Asentí con la cabeza a modo de agradecimiento, agarrando el ámbar de mi collar como costumbre.

El guardia frunció el ceño.

Seguí a Sabine hasta llegar a la única puerta en todo el piso, de robusta madera que se ajustaba a la perfección al marco, sin dejar ni un solo espacio con la pared.

Ella tomó la iniciativa, abriendo la puerta sin siquiera llamar, y entró en la estancia con la cabeza bien alta.

Yo la imité, siguiendo sus pasos hasta llegar al sillón en el que hacía algo más de diez meses me había sentado por primera vez, el día de la muerte de Narcisse Laboureche, el viejo maleducado que me había echado sin darme siquiera una oportunidad. Y allí estaba yo, a por la tercera.

—No puedo creer que lleves tanta parafernalia en el cuerpo, niña —indicó Sabine, mirando fijamente mi colgante con evidente fastidio.

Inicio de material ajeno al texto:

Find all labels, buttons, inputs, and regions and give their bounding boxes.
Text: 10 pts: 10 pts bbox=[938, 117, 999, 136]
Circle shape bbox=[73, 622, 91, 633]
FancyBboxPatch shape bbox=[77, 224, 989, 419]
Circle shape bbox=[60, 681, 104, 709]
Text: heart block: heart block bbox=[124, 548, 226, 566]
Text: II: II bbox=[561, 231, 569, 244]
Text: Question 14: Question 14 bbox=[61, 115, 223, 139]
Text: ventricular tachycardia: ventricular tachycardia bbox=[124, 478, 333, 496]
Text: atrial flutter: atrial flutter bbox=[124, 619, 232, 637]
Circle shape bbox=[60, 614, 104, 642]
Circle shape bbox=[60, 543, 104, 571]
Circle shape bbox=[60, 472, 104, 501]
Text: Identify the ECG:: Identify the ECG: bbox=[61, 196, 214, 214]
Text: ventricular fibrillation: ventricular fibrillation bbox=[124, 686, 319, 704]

Lo oculté con mi mano, esperando no estar pareciendo una loca.

—Son amuletos. Siempre viene bien una ayuda extra —murmuré, abrazándome a mi bolso.

Ella arqueó las cejas, parcialmente ocultas por la gruesa montura de sus gafas graduadas.

Su mirada cayó de pronto en mi Birkin, para el que había estado ahorrando unos cinco años y el cual se hayaba en mi poder al fin, aunque, evidentemente, ella ya tenía el suyo. Lo que le sorprendió, aparentemente, fue que mi mano se introdujera en el bolso para agarrar mi herradura ligera, uno de los tantos objetos que llenaban el Birkin totalmente prescindibles para alguien normal.